Sales at the South Korean titan hit £29.5bn for the three months to 30 September, up 26 percent on the same quarter last year.
Samsung said its record profits for the quarter were thanks to sales of its Galaxy S3, which have helped increase profit margins.
Samsung said it had managed to increase the average sales price it achieves for its smartphones thanks to the success of premier products, such as the S3, despite ongoing economic issues in several markets.
“The business environment remained difficult with global economic uncertainties persisting amid the fiscal concerns in the US and Europe.
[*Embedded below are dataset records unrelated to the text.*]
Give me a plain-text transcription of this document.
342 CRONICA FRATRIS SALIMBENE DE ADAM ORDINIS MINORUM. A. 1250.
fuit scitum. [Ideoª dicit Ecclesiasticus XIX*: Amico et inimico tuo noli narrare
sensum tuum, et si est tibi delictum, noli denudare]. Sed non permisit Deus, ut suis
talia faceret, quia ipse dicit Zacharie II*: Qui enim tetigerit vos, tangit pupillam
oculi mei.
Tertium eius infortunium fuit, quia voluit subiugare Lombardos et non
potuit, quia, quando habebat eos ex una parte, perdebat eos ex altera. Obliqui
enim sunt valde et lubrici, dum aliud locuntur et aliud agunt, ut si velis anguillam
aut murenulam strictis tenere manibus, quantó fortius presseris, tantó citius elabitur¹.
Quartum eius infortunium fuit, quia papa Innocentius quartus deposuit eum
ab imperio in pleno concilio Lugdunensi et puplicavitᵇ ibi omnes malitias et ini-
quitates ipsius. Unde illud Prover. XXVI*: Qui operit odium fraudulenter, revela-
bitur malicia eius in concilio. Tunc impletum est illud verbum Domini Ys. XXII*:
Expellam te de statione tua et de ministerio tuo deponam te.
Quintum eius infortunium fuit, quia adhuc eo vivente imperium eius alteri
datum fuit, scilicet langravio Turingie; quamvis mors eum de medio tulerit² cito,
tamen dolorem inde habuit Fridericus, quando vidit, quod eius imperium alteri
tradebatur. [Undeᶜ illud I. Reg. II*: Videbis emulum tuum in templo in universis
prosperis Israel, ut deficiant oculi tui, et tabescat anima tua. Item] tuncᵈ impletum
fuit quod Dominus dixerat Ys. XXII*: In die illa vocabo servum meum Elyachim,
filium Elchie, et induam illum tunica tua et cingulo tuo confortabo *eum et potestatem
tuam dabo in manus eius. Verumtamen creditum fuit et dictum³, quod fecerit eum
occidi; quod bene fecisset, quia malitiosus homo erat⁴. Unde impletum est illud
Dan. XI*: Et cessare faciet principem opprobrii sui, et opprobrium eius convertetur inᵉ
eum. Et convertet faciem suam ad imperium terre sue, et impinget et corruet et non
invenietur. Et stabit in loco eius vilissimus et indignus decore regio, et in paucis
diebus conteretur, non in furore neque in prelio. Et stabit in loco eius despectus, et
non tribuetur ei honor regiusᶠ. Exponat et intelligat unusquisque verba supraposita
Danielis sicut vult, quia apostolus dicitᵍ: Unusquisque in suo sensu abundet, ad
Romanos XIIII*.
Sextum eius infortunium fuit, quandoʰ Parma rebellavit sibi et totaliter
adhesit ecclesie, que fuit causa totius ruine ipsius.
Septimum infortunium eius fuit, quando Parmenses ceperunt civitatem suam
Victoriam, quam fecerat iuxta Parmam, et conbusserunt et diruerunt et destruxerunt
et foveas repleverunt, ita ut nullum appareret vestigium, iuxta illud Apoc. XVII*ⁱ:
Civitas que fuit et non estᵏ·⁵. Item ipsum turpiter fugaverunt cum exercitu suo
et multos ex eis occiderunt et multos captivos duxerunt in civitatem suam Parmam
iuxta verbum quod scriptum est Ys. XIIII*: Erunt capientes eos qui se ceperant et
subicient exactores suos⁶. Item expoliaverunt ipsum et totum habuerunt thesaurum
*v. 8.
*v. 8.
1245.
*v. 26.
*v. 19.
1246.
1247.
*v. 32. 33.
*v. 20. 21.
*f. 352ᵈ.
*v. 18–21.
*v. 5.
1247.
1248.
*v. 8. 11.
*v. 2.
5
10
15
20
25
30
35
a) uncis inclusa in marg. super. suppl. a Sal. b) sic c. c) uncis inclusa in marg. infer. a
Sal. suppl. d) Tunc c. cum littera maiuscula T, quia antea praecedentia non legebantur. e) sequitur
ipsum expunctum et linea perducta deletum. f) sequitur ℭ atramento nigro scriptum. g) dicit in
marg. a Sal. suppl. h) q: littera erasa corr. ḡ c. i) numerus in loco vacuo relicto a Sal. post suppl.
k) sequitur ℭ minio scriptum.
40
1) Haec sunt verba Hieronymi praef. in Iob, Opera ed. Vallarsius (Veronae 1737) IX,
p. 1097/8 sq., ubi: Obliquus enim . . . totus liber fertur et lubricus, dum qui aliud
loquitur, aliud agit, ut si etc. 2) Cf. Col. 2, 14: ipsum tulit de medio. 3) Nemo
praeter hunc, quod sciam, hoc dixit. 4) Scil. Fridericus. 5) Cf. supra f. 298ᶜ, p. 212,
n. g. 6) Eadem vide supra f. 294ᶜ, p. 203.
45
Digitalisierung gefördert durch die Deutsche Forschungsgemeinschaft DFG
However, we continued to break our quarterly profit records,” said Robert Yi, head of investor relations, at Samsung.
While Samsung was understandably keen to promote the runaway success of its Galaxy S3, its rocketing profits were also driven by the success of its display panels.
The results come as analysts report rocketing smartphone sales in the third quarter of 2012.
According to analyst house Strategy Analytics, 162 million smartphones were sold in Q3 2012, with Samsung accounting for 35 percent of sales, shifting 56.9 million devices.
“Samsung and Apple combined now account for over half of all smartphones shipped worldwide, up from around one-third a year ago,” said Neil Shah, senior analyst at Strategy Analytics.
Samsung's arch rival Apple, meanwhile, sold 26.9 million iPhones in the same period, giving it a 17 percent marketshare – up from 14 percent a year earlier.
Apple, however, has had a disappointing quarter in comparison to Samsung. Sales of Apple's iPad were lower than expected.
The domination of Samsung and Apple in smartphones was bad news for Nokia, which has tried to carve out a niche for itself as the go-to supplier of Windows Phone handsets.
It sold 16.8 million smartphones in the quarter, giving it just four percent of the market. Last year, Nokia commanded a 14 percent share.
“Nokia will need to ramp up sharply its Windows Phone volumes if it wants to recapture a top-three smartphone position in the next one to two quarters,” said Shah.